Вечером читал газеты Саши Проханова «Завтра» и «День литературы». Очень самодовольный Володя Бондаренко ведет диалог с Юрой Поляковым. Оба чрезвычайно любят себя и занимаются скрытой рекламой своих сочинений. Это понятно. Тут же обзор прессы Николая Переяслова с упоминанием меня несколько раз. («Дневник» С.Есина, хотя и перегружен деталями личного, а в особенности медицинского характера, но в целом весьма интересен».) Ни мысли ни стиля, но зато у Николая какое преклонение перед начальством. «Самыми современными из всех материалов воспринимаются путевые очерки Александра Сегеня и Николая Коняева о поездке группы писателей на остров Валаам, в которых день сегодняшний наглядно пересекается со вчерашним». Это в одну сторону. Теперь в другую. «Понятна для нас важна….и позиция государыни императрицы Екатерины в отношении литературных журналов, поведанная в новых главах из романа Валерия Ганичева «Державница» (прямо хоть отксеривай их да рассылай представителям нынешней власти – от президента до наших думцев и губернаторов, чтоб поучились державному взгляду на журналистику). Ни больше, ни меньше.

30 ноября, четверг. Состоялся Ученый совет. Для меня главное на нем – это согласие коллег написать ходатайство в министерство о продлении моих полномочий, как ректора, до 70 лет. Это, конечно, не означает, что меня изберут на третий срок. По закону ректор обязан прекращать свои полномочия в 65, но Министерством при наличии письма Ученого совета срок может быть продлен до 70-ти. Во время этого заседания услышал много для меня лестного, но поражался тому стоицизму, с которым я все это вынес. Понимал, что коллеги говорят лишь правду, что выговориться таким образом им было необходимо и это тоже естественная для русских форма внутренней благодарности. Так благодарят за помощь соседа и всегда ждут предлога. Стеснительные мы люди. Тем не менее, я при этом страдал. Я с детства привык, что лесть это плохо, и хотя какая это лесть, был напряжен и зажат. Вспоминали в том числе и разные курьезы моих выборов, статью в «Известиях» и пр. Интересная подробность, когда вышел «Альтист Данилов» Вл. Орлова, то «Литгазета» по распоряжению Чаковского долго искала автора, который смог бы роман отругать. Никто не хотел, тогда вызвался и первым написал отрицательную рецензию Вл. Иван. Новиков. Ему, Орлову, не хватило там соцреализма. Ай да модернист.

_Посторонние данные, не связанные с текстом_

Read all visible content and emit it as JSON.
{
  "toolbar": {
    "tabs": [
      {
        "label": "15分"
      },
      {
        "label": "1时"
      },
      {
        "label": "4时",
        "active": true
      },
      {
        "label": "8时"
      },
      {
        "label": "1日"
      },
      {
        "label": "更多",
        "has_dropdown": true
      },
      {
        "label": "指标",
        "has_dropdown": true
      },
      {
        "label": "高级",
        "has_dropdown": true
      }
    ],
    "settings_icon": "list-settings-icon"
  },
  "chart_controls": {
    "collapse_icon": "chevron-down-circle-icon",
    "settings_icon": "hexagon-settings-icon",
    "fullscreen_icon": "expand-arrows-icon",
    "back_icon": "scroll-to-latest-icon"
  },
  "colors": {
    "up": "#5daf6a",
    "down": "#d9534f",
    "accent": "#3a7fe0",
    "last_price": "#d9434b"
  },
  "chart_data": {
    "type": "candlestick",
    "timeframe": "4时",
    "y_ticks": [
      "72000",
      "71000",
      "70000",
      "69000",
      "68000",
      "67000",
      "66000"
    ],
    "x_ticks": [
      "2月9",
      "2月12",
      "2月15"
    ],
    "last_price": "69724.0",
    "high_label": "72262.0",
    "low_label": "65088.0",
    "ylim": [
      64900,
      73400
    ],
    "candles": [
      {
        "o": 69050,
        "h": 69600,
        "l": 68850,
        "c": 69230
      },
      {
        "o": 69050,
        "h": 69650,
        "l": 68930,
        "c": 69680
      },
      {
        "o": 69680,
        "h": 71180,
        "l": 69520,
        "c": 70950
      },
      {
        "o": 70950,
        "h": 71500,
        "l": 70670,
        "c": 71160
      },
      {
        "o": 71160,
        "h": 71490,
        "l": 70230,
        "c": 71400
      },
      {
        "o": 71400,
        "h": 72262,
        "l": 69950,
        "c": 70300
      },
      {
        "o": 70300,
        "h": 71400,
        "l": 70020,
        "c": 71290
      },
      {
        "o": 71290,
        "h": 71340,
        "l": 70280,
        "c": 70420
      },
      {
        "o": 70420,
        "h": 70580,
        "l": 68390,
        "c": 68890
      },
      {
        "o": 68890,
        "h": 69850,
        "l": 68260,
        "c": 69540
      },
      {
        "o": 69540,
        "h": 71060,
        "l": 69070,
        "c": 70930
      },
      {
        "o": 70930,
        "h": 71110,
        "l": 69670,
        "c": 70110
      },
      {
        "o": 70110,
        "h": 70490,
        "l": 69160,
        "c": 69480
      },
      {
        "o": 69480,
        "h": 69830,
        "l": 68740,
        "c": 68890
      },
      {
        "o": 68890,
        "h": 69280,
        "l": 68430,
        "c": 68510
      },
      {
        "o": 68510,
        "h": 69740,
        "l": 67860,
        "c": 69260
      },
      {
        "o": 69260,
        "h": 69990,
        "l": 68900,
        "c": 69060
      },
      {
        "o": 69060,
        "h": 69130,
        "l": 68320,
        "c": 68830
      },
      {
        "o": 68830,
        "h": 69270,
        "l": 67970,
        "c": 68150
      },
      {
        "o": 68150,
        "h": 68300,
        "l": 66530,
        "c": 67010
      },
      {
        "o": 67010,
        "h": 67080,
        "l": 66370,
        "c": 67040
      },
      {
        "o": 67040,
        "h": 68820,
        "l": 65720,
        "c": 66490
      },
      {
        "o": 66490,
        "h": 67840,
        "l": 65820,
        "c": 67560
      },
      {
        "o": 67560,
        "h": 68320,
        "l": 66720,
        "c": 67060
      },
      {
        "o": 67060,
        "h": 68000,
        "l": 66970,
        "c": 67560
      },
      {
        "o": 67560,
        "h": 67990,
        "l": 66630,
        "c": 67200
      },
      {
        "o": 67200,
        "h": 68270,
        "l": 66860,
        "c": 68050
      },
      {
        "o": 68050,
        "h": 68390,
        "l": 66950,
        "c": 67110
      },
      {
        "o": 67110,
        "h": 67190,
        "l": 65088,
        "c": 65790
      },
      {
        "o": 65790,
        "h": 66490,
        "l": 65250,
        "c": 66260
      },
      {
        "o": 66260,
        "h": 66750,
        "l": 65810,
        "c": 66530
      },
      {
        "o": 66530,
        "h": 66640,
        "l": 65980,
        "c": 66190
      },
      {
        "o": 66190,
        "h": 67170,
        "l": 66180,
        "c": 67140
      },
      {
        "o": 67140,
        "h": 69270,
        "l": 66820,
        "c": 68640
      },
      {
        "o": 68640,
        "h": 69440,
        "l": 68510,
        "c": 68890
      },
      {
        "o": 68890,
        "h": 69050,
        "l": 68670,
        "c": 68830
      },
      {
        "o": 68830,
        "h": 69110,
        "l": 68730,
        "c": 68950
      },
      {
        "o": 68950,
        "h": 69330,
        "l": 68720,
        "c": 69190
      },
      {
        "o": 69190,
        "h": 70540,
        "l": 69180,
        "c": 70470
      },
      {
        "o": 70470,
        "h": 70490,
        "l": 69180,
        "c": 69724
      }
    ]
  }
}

Интереснее были для меня два отчета преподавателей нашей кафедры – М.П.Лобанова и А.В.Тиматкова. Здесь получился интересный и глубокий разговор. Леша все в области теории, Михаил Петрович по практике. У М.П. Паша Гасин написал повесть: мальчик нанимает киллера, чтобы освободиться от своей бабушки.

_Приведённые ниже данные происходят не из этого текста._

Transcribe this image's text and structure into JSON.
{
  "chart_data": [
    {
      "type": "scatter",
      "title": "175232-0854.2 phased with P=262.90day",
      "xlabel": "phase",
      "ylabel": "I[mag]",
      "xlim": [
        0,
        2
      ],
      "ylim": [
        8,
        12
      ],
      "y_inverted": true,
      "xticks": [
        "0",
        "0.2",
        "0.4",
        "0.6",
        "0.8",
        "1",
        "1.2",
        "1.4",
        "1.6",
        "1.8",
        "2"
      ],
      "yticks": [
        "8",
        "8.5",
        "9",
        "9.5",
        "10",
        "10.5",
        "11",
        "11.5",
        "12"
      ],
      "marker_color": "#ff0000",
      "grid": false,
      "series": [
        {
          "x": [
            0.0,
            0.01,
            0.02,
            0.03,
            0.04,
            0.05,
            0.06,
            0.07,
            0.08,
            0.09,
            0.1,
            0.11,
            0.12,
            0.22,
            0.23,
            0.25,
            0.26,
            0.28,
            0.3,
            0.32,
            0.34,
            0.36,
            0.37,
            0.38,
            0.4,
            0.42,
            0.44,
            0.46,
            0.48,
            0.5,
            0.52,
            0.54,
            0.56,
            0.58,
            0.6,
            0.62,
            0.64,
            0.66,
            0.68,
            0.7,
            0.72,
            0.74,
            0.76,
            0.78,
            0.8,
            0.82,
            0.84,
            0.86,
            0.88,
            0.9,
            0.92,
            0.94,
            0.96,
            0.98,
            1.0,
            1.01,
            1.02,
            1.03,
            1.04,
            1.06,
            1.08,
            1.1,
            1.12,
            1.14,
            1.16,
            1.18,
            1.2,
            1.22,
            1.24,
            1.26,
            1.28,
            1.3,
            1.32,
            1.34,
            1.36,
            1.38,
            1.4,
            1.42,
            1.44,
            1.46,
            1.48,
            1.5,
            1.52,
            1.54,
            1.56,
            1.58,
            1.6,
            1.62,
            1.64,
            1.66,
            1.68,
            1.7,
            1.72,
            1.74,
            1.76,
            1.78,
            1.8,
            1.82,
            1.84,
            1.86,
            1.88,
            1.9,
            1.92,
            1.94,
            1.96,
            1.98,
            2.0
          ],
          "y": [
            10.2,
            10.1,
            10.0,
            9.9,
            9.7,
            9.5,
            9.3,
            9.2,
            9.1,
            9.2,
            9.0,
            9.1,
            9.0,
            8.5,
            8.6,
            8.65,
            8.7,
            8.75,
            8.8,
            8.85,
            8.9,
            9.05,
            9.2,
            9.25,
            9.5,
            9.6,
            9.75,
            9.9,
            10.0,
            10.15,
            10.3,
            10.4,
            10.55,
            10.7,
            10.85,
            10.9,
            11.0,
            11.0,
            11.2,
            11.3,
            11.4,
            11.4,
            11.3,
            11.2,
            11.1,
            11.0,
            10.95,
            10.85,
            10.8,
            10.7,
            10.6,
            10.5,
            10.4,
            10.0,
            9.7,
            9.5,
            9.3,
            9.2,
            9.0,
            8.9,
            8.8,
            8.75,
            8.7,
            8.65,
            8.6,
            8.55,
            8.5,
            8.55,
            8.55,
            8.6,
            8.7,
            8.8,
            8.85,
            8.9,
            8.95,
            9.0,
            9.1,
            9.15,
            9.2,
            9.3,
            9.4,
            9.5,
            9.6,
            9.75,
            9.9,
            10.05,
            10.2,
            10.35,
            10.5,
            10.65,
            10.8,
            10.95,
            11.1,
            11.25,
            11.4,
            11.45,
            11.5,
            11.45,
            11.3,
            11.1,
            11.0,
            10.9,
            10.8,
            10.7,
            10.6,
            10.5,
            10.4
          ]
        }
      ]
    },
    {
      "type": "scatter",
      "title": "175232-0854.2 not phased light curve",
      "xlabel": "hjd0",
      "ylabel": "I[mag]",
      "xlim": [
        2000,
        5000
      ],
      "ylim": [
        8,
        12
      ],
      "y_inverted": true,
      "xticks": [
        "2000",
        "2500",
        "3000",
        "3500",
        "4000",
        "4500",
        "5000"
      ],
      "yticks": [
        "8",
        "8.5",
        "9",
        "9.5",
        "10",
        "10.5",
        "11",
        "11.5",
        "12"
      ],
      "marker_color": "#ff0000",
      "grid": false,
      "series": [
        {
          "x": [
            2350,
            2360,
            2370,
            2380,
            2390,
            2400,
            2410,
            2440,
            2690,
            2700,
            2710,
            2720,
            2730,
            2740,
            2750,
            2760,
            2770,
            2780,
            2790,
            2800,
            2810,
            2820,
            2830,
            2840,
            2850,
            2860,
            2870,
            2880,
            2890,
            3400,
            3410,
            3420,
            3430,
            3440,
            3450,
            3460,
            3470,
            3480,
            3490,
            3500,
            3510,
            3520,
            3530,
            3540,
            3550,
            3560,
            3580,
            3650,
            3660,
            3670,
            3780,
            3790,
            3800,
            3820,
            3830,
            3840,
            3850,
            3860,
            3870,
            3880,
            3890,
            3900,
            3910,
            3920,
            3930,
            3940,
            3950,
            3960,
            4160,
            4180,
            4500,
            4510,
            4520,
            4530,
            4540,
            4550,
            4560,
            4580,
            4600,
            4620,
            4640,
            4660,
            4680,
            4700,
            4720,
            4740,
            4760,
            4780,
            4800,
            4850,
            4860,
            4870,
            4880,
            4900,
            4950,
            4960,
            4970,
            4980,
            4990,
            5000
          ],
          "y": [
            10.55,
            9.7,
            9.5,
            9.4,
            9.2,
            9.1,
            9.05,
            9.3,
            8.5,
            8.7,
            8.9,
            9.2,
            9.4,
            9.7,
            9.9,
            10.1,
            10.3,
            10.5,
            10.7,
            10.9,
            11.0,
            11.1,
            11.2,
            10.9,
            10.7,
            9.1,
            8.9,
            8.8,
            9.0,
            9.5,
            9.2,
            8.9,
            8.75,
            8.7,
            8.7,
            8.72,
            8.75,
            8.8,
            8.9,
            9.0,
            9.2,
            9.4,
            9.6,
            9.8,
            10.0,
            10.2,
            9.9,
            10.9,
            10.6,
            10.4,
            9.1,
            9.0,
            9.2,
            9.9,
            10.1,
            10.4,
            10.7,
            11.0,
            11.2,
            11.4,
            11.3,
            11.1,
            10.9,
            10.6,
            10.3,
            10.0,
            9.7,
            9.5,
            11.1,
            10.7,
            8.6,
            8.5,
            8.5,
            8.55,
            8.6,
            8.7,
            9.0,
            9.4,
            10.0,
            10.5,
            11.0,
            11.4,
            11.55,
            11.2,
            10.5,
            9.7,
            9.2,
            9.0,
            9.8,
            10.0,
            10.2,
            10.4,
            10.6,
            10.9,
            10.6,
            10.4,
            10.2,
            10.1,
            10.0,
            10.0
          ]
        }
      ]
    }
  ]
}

Вечером был на презентации огромного Биографического словаря «Русские писатели 20 века». Здесь 591 имя. Немножко комплексную, как сюда затесался я. Редактировал это огромное предприятие Петр Алексеевич Николаев, он же в самом начале вечера выступил с большой и блестящей речью. Здесь об общем течении литературы и таланте умения не смешивать личность и быт писателя с его литературой. Повторить это невозможно, но будет обидно, если эта речь окажется незаписанной. Писателям-персонажам давали по тому. Первым делом прочел статью о себе И.Г.Минераловой. В статье есть описки, но сделано это с огромным тактом, знаниями и уважением к писателю. Дело не в общем комплиментарном тоне статьи, а в уровне осмысления. Ирина Георгиевна заметила и проанализировала то, о чем я и не помышлял. В своем небольшом слове, – меня как бы подняли почти насильно, – я говорил о смелости и дерзости авторского коллектива, замахнувшегося на подобный труд. Что-то было и еще. Несколько раз мне хлопали.